I was a determined single mom, and aware that my life was unmanageable. Now I was seeking help, guidance and support. My normal approach to life was one of self-reliance. I needed, in my perspective to do things for myself. I stepped out of my comfort zone by becoming vulnerable and going to support group meetings and asking for help. My tendency to be overly responsible and needing to be in control was demonstrated by my perfectionist attention to the details of my life.

I found myself in an extremely challenging situation, divorcing my husband and father of my two very young children, (he was very threatening and violent) simultaneously my mother was dying of cancer, and I was experiencing full blown post-traumatic stress symptoms including flashbacks, body memories, anxiety, fear and physical pain, from the violent acts of abuse from my childhood, that up to now I had forgotten. I contacted some safe family members to let them know what was going on. I attended support group meetings several times a week. I found a therapist and began group therapy. I read everything I could get my hands on that related to the things I was going through, for example, addiction and how it affects the family, child sexual abuse for adult survivors, healing methods, spiritual books, adult children of alcoholics and I attended workshops and lectures. Persistence and prayer got me through. Patience and trusting the process of healing is how I overcame the negative effects of these life challenges. I used writing, art and exercise to help me express my pain. The creative process is always available to us.
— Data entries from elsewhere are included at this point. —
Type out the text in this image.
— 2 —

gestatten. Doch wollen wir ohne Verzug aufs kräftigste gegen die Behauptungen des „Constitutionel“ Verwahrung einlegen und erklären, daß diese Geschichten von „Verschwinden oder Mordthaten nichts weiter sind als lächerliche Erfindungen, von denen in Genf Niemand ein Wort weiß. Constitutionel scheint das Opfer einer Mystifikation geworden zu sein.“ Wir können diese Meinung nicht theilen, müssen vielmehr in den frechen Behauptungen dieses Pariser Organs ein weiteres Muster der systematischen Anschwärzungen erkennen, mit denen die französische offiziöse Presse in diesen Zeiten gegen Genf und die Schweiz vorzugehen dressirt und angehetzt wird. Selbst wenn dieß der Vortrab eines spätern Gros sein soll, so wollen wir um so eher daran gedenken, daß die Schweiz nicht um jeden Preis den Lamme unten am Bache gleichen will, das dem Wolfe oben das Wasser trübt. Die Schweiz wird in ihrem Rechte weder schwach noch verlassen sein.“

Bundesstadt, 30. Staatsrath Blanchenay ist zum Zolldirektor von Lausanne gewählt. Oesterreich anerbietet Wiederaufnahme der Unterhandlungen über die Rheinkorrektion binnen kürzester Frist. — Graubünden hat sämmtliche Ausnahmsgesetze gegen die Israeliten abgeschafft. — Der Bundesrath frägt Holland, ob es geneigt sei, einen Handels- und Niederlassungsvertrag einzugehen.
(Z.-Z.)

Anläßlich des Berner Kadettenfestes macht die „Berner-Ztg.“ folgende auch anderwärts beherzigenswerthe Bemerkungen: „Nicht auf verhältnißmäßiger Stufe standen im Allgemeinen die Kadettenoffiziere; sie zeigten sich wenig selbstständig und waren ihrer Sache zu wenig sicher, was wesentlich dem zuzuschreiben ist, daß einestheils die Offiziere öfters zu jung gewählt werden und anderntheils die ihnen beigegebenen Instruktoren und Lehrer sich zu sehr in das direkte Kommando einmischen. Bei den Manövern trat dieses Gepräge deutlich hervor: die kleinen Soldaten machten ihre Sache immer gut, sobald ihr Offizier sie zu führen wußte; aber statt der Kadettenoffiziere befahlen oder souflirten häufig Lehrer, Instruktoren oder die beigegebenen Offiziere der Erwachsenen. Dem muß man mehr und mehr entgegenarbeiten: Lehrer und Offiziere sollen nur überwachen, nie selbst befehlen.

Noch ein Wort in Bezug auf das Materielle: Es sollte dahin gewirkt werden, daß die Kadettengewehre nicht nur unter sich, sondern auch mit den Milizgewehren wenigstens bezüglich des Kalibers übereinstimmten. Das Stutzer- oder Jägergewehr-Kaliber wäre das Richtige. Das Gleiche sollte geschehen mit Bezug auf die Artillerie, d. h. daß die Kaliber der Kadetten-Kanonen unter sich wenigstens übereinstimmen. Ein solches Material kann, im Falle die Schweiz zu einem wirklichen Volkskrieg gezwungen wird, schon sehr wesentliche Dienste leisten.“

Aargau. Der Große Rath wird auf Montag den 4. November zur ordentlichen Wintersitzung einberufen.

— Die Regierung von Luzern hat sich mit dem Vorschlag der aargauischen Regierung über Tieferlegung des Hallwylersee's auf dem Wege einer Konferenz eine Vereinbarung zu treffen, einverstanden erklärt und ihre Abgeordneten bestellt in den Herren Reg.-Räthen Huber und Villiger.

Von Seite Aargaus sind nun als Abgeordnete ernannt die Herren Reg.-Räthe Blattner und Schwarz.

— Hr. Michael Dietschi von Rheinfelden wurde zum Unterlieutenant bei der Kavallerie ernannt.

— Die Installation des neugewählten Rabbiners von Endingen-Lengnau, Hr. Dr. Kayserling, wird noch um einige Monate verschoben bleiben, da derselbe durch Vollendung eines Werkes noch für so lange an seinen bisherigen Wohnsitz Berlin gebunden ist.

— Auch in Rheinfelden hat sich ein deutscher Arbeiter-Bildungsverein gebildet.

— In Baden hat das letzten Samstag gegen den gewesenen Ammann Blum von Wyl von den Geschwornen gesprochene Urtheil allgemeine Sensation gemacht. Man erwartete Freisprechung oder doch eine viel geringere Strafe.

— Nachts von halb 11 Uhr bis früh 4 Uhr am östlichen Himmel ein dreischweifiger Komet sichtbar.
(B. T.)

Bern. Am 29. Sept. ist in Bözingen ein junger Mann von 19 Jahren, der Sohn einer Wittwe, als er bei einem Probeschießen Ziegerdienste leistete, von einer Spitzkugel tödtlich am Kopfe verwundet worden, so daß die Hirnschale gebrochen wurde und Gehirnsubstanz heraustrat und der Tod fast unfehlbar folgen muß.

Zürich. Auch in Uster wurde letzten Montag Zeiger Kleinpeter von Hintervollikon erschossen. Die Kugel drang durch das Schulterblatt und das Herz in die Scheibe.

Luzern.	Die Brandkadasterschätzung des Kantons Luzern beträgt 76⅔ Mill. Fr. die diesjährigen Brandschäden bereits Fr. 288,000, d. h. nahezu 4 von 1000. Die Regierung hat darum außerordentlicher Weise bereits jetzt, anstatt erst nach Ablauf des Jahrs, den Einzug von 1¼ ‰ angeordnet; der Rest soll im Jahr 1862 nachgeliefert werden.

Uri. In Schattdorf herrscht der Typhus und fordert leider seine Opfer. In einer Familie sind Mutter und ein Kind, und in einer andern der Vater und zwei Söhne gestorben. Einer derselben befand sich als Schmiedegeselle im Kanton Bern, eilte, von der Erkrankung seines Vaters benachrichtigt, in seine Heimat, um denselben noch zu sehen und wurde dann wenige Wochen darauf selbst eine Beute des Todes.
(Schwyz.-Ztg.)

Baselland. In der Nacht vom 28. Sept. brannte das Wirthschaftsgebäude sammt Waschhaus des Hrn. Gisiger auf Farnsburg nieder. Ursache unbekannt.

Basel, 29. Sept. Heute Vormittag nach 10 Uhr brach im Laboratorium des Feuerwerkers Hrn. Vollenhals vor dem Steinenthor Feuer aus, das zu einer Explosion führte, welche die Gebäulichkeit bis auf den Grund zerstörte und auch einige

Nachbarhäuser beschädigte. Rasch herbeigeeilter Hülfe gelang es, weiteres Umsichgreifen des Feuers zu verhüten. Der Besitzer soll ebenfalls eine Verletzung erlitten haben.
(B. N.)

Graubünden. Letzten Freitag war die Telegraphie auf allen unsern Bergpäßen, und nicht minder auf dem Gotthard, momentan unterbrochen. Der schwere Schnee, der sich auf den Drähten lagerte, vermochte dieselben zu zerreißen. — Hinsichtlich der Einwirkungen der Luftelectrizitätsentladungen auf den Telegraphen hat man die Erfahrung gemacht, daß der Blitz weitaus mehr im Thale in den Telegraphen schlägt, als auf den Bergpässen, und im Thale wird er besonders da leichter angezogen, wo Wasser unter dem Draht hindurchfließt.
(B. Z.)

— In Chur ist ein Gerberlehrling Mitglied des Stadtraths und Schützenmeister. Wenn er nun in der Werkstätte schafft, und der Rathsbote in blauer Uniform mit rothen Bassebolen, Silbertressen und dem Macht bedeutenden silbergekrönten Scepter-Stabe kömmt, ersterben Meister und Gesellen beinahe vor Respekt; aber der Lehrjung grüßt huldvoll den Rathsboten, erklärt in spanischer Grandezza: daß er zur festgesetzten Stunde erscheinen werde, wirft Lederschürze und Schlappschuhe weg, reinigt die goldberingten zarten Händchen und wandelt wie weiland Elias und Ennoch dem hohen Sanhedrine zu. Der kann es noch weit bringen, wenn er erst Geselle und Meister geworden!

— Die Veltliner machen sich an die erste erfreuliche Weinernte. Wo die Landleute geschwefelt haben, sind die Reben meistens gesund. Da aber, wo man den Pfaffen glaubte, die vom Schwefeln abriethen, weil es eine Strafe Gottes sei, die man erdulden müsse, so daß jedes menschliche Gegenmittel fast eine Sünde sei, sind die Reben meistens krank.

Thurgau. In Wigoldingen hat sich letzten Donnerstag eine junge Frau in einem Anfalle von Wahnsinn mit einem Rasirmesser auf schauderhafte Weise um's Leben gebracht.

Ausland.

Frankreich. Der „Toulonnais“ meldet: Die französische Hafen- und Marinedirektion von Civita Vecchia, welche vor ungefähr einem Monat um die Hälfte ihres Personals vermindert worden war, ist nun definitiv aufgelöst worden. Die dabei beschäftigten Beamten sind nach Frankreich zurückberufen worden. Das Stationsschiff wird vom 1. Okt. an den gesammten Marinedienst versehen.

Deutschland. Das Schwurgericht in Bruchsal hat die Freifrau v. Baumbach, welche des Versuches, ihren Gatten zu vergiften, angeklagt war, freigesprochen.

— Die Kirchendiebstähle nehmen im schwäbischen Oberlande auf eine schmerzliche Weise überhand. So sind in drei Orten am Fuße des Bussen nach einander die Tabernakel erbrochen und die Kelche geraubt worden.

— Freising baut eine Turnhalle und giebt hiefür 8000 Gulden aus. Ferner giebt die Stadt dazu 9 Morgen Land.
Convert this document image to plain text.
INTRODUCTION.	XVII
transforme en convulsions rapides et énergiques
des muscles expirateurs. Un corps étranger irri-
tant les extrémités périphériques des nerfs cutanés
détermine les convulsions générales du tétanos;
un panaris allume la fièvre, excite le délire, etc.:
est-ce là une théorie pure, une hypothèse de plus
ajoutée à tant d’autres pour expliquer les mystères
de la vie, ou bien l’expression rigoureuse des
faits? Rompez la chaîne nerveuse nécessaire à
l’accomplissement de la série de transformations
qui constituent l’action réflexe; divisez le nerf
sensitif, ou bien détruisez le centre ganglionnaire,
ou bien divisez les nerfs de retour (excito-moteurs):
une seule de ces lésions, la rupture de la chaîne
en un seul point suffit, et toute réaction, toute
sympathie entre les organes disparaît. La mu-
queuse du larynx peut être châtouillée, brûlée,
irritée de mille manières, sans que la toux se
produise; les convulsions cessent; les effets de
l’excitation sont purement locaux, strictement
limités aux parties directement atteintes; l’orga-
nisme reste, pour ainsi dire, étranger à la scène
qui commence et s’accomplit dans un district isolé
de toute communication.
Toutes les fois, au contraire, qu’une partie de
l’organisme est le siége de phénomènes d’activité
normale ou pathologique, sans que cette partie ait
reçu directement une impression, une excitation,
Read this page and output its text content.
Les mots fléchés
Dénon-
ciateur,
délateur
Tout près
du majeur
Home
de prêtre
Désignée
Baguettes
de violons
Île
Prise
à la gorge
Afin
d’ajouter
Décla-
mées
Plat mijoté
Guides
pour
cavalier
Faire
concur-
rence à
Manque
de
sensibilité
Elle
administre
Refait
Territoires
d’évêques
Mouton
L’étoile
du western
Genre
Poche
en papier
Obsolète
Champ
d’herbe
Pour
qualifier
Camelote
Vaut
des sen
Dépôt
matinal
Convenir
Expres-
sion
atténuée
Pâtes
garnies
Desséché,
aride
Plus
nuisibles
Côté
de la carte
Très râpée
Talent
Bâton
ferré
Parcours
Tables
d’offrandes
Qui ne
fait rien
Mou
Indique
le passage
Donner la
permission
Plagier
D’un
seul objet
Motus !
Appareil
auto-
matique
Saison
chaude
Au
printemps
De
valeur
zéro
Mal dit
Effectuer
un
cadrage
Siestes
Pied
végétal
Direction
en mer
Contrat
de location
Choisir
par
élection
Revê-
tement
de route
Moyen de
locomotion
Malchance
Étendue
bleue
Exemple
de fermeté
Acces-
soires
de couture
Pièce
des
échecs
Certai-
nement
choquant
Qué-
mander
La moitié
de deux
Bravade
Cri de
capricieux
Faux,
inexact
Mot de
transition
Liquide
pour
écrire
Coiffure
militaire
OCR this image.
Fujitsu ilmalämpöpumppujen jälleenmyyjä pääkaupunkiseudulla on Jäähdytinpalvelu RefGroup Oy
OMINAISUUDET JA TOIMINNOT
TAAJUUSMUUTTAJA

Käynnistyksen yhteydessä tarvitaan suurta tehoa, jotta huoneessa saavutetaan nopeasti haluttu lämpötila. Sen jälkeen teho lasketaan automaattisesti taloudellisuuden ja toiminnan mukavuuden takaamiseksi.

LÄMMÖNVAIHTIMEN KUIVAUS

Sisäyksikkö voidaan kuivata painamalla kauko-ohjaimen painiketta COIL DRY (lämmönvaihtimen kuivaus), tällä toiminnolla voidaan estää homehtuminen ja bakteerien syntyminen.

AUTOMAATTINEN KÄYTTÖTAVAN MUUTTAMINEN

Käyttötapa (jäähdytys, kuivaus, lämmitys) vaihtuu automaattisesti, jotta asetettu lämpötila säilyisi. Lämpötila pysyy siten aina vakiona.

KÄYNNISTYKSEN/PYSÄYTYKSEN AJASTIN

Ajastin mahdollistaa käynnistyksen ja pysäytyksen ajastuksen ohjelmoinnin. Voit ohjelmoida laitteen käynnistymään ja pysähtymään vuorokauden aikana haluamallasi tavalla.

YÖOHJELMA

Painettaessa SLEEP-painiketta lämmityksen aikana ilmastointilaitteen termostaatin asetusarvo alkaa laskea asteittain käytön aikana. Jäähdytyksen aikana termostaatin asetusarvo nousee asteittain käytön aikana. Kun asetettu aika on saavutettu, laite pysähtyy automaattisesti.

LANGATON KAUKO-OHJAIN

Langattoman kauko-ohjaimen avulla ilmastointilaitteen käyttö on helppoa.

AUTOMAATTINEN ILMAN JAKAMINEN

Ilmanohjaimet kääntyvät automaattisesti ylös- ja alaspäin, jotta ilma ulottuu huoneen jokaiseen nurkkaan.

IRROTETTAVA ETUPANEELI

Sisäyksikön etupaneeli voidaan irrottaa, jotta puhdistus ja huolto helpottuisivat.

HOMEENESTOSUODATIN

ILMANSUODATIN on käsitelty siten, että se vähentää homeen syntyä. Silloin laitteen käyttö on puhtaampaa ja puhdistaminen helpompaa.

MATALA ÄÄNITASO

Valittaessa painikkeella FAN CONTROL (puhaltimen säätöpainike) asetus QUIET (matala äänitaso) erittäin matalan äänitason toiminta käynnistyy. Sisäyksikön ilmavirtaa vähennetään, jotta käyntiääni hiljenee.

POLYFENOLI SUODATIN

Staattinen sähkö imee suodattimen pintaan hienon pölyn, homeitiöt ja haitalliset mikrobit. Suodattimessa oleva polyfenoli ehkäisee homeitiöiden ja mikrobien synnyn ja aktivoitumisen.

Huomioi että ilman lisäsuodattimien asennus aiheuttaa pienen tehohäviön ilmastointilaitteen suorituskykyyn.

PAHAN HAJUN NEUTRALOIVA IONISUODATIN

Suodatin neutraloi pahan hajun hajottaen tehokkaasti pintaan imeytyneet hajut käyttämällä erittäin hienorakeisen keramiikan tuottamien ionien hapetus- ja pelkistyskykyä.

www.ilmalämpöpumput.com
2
It is important to the wellbeing of the survivor that the close family members get support and professional assistance for themselves. Recovery and healing are sometimes messy. Family members can benefit from educating themselves on the aftereffects of abuse. It is important not to blame the survivor in any way for what has been done to them. If you have any guilty feelings for not having protected the survivor. It is best to address those feelings with a trained therapist. Ask the survivor periodically what you can do, but don’t push.